Adopting big data for business intelligence
It’s hardly contested nowadays that business intelligence is beneficial to any organization, regardless of industry. Data optimization and governance have been shown to produce better decision-making in the long-term.
That doesn’t mean data implementations have been perfect. Some companies have been failing efforts to become data-driven at a much larger scale than one would expect. Others, however, are rushing ahead and have begun using external data sources en masse.
Big data has been incredibly useful for those who have successfully managed their internal sources. Strategic use of big data enables organizations to get a better handle on understanding their customers, create more enticing marketing campaigns, and forecast demand with better accuracy.
Big data and external sources
Following the five Vs model, two of the key determinants, important in our case, are volume and velocity. Big data derived from external sources is different from internal ones, because there is no limit to it.
Internal sources will always be pre-limited by the size of the business. In some poetic sense, the company itself is at the mercy of its customers to get such data. If the organization is small in both operations and revenue, there won’t be much data produced. Trying to work out big insights from small datasets is often a recipe for failure.
External sources, however, are limited by the rate of production of data on the internet. In practice, the velocity and volume of data is virtually unlimited, only restricted by the technical capabilities. There’s so much information being produced on a daily basis that even after all considerations and trimming of sources, there’s something to be found and analyzed.
As such, both the volume and velocity of big data, primarily from external sources, are magnitudes higher than internal resources would allow. Additionally, there’s an important qualitative difference in the data.
External sources provide us with data that is left from a wide variety of different sources. Most of it has no direct relationship to the business who will utilize that information, making it much more unbiased than anything an internal source could produce.
In the end, a combination of both sources produces big data. External ones, however, play a much bigger volume and velocity-wise. It’s important to note that these two sources are complimentary. While some of the insights they provide can overlap (such as customer habits), they can also offer unique signals that can help enhance overall business strategy.

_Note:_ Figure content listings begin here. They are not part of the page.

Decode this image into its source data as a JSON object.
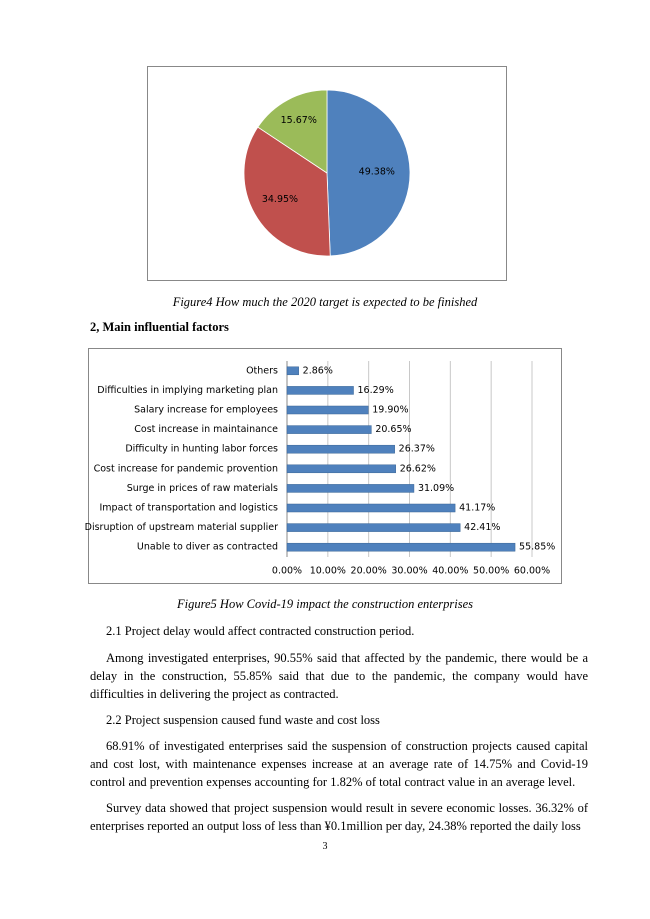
{
  "chart_data": [
    {
      "type": "pie",
      "categories": [
        null,
        null,
        null
      ],
      "values": [
        49.38,
        34.95,
        15.67
      ],
      "value_labels": [
        "49.38%",
        "34.95%",
        "15.67%"
      ],
      "colors": [
        "#4f81bd",
        "#c0504d",
        "#9bbb59"
      ]
    },
    {
      "type": "hbar",
      "categories": [
        "Others",
        "Difficulties in implying marketing plan",
        "Salary increase for employees",
        "Cost increase in maintainance",
        "Difficulty in hunting labor forces",
        "Cost increase for pandemic provention",
        "Surge in prices of raw materials",
        "Impact of transportation and logistics",
        "Disruption of upstream material supplier",
        "Unable to diver as contracted"
      ],
      "values": [
        2.86,
        16.29,
        19.9,
        20.65,
        26.37,
        26.62,
        31.09,
        41.17,
        42.41,
        55.85
      ],
      "value_labels": [
        "2.86%",
        "16.29%",
        "19.90%",
        "20.65%",
        "26.37%",
        "26.62%",
        "31.09%",
        "41.17%",
        "42.41%",
        "55.85%"
      ],
      "color": "#4f81bd",
      "xlim": [
        0,
        60
      ],
      "xticks": [
        {
          "value": 0,
          "label": "0.00%"
        },
        {
          "value": 10,
          "label": "10.00%"
        },
        {
          "value": 20,
          "label": "20.00%"
        },
        {
          "value": 30,
          "label": "30.00%"
        },
        {
          "value": 40,
          "label": "40.00%"
        },
        {
          "value": 50,
          "label": "50.00%"
        },
        {
          "value": 60,
          "label": "60.00%"
        }
      ],
      "grid": true
    }
  ],
  "document": {
    "figure4_caption": "Figure4 How much the 2020 target is expected to be finished",
    "heading": "2, Main influential factors",
    "figure5_caption": "Figure5 How Covid-19 impact the construction enterprises",
    "paragraphs": [
      "2.1 Project delay would affect contracted construction period.",
      "Among investigated enterprises, 90.55% said that affected by the pandemic, there would be a delay in the construction, 55.85% said that due to the pandemic, the company would have difficulties in delivering the project as contracted.",
      "2.2 Project suspension caused fund waste and cost loss",
      "68.91% of investigated enterprises said the suspension of construction projects caused capital and cost lost, with maintenance expenses increase at an average rate of 14.75% and Covid-19 control and prevention expenses accounting for 1.82% of total contract value in an average level.",
      "Survey data showed that project suspension would result in severe economic losses. 36.32% of enterprises reported an output loss of less than ¥0.1million per day, 24.38% reported the daily loss"
    ],
    "page_number": "3"
  }
}
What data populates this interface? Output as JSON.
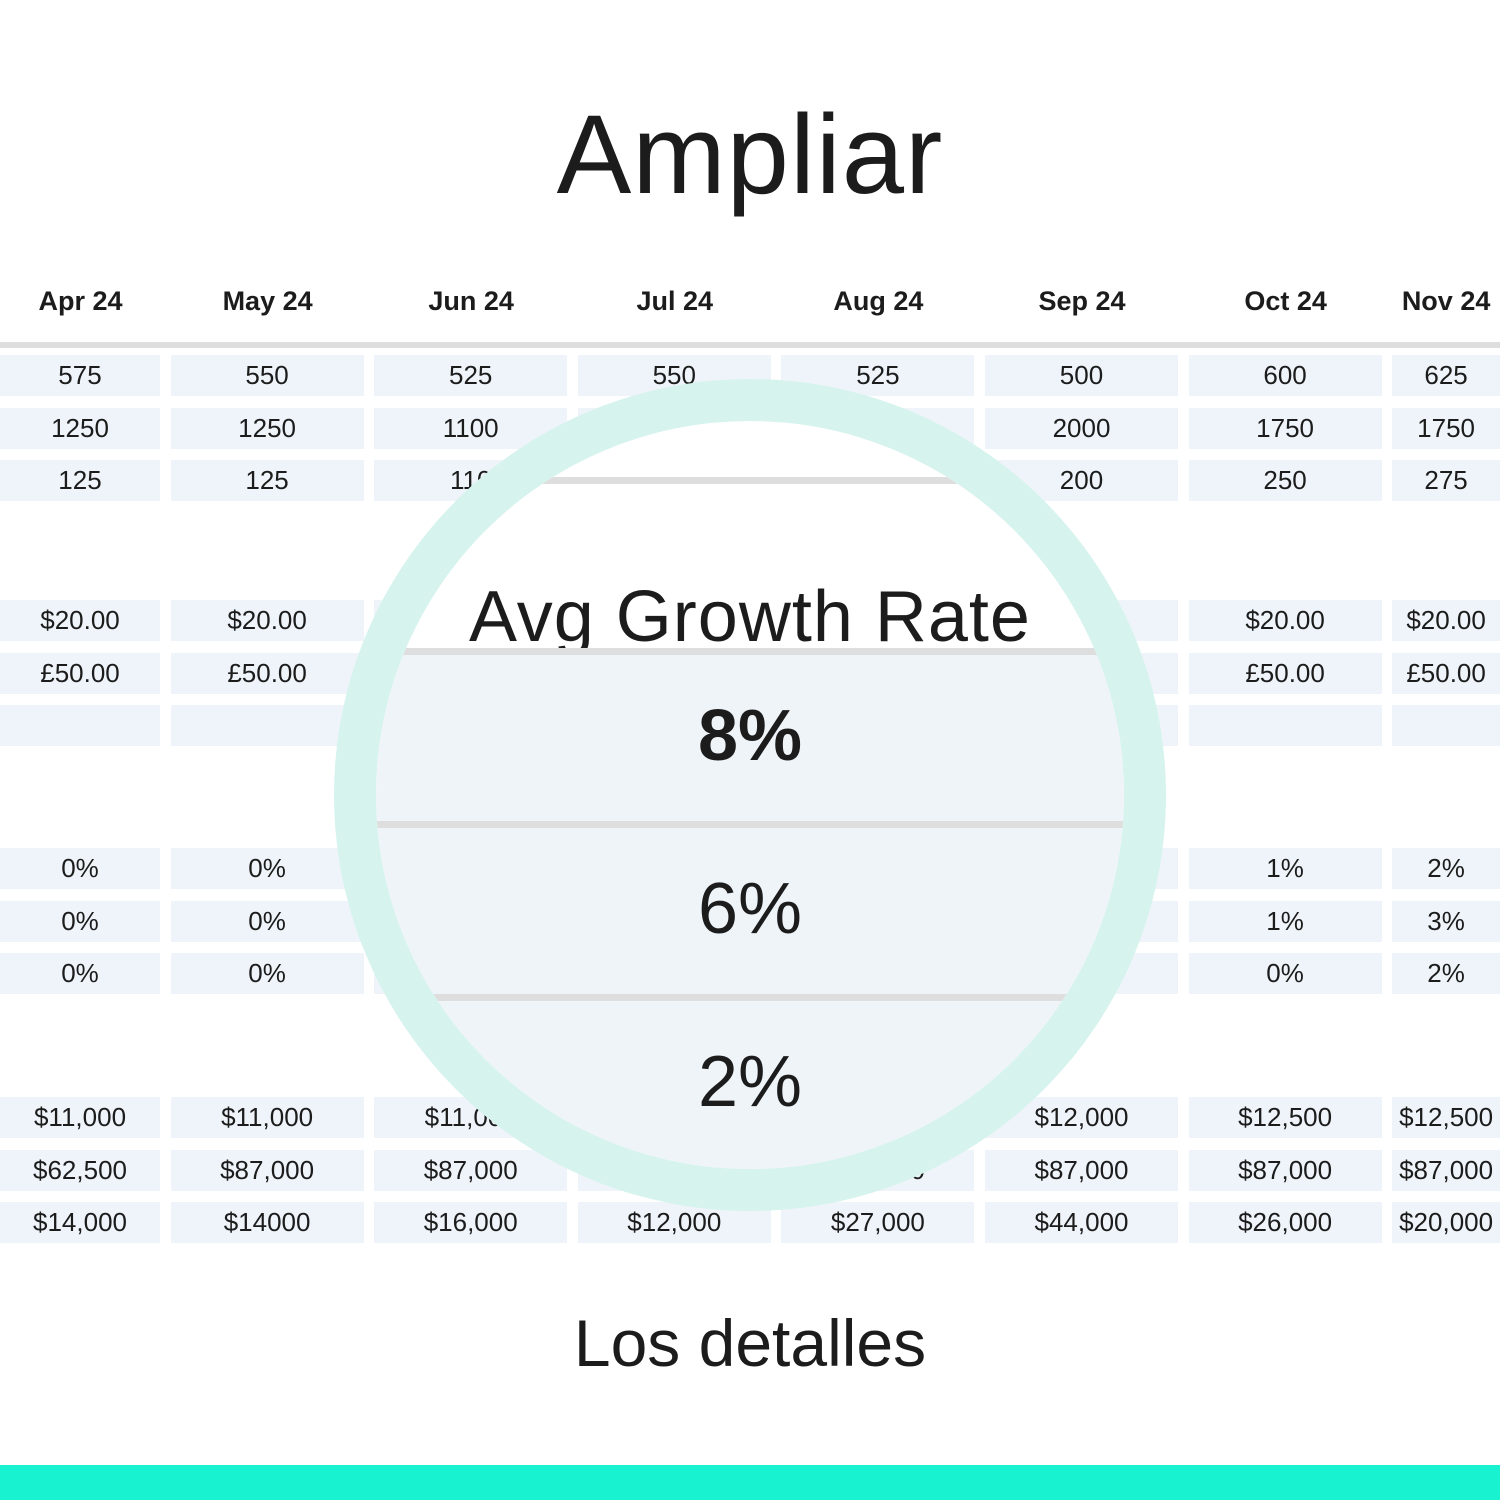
{
  "title": "Ampliar",
  "subtitle": "Los detalles",
  "months": [
    "Apr 24",
    "May 24",
    "Jun 24",
    "Jul 24",
    "Aug 24",
    "Sep 24",
    "Oct 24",
    "Nov 24"
  ],
  "groups": [
    [
      [
        "575",
        "550",
        "525",
        "550",
        "525",
        "500",
        "600",
        "625"
      ],
      [
        "1250",
        "1250",
        "1100",
        "",
        "",
        "2000",
        "1750",
        "1750"
      ],
      [
        "125",
        "125",
        "110",
        "",
        "",
        "200",
        "250",
        "275"
      ]
    ],
    [
      [
        "$20.00",
        "$20.00",
        "",
        "",
        "",
        "",
        "$20.00",
        "$20.00"
      ],
      [
        "£50.00",
        "£50.00",
        "",
        "",
        "",
        "",
        "£50.00",
        "£50.00"
      ],
      [
        "",
        "",
        "",
        "",
        "",
        "",
        "",
        ""
      ]
    ],
    [
      [
        "0%",
        "0%",
        "",
        "",
        "",
        "",
        "1%",
        "2%"
      ],
      [
        "0%",
        "0%",
        "",
        "",
        "",
        "",
        "1%",
        "3%"
      ],
      [
        "0%",
        "0%",
        "",
        "",
        "",
        "",
        "0%",
        "2%"
      ]
    ],
    [
      [
        "$11,000",
        "$11,000",
        "$11,000",
        "",
        "",
        "$12,000",
        "$12,500",
        "$12,500"
      ],
      [
        "$62,500",
        "$87,000",
        "$87,000",
        "",
        "$87,000",
        "$87,000",
        "$87,000",
        "$87,000"
      ],
      [
        "$14,000",
        "$14000",
        "$16,000",
        "$12,000",
        "$27,000",
        "$44,000",
        "$26,000",
        "$20,000"
      ]
    ]
  ],
  "magnifier": {
    "heading": "Avg Growth Rate",
    "values": [
      "8%",
      "6%",
      "2%"
    ]
  },
  "colors": {
    "accent": "#19f2d0",
    "ring": "#d6f3ee",
    "cell": "#eef4f9"
  }
}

Hidden BI gems in big data
External sources may not always produce unique signals that make us change strategy, but they empower our existing methods. Additionally, they may provide insights that would otherwise be unavailable.
Take the usage of CRMs, for example. Almost all digital businesses use these systems in their daily operations. Customer profiles, however, have expanded in many directions. There is now potentially useful data available on businesses and individuals scattered across the entire web.
Social media is a great example. Many companies can choose to pull publicly available data from social sources as most of their customers will have some form of presence. These enrichments would be particularly useful for those working in B2B.
On the other hand, a combination of internal and external sources can create better planning and budgeting options for all businesses. External data lets organizations predict and forecast demand, while internal sources can more accurately represent available resources to meet those needs.
It is especially useful for industries such as ecommerce. External data provides organizations with a glimpse of a better overview of the entire market, its trends, and possibilities. Businesses have successfully used various methods to collect and access vast amounts of external data.
Acquiring big data
Since most digital businesses successfully collect lots of data from internal sources, there’s often no issue with its acquisition. The other counterpart, external data, however, is more complicated.
It can be separated into two distinct categories -- traditional and advanced. Traditional external data (i.e., government reports, statistical databases, etc.) has been primarily utilized by financial firms and large ecommerce companies. These are generally enormous datasets that provide insight into big picture overviews of markets and economies.
Advanced external data, however, is somewhat of a newcomer, but has already produced great results. Such data can be considered any publicly available online data, e.g., reviews, pricing information, etc.
When internal sources of information are combined with advanced external data, that’s when big data arises. Integrating these two together isn’t as difficult nowadays as it once was. Plenty of third-party web scraping solution providers and even DaaS businesses can deliver data on request.
There’s no longer a need to build scraping solutions or similar infrastructure in-house. Most of it can be outsourced at fairly efficient prices, making data governance simpler. All it takes is a data warehouse to place the prepackaged information retrieved from a third party.
Analysis can be performed in two ways. The simpler approach is to treat external data as its own complete dataset and to look for insights directly from it without having it interact with internal data. Treating it as something completely independent is often easier, and there’s less room for error.
Sources can be combined, however, if proper labeling is undertaken and data is carefully selected. CRMs, as I’ve mentioned previously, are a great example of a candidate for combination. Data has a tendency to be more insightful the more comprehensive its sets get.
Adopting big data, for most businesses, means getting involved with external sources of information. These have enormous potential hidden within them, even if we are to take them as completely independent. Combined with internal sources, however, they can greatly enhance daily decision-making and business operations.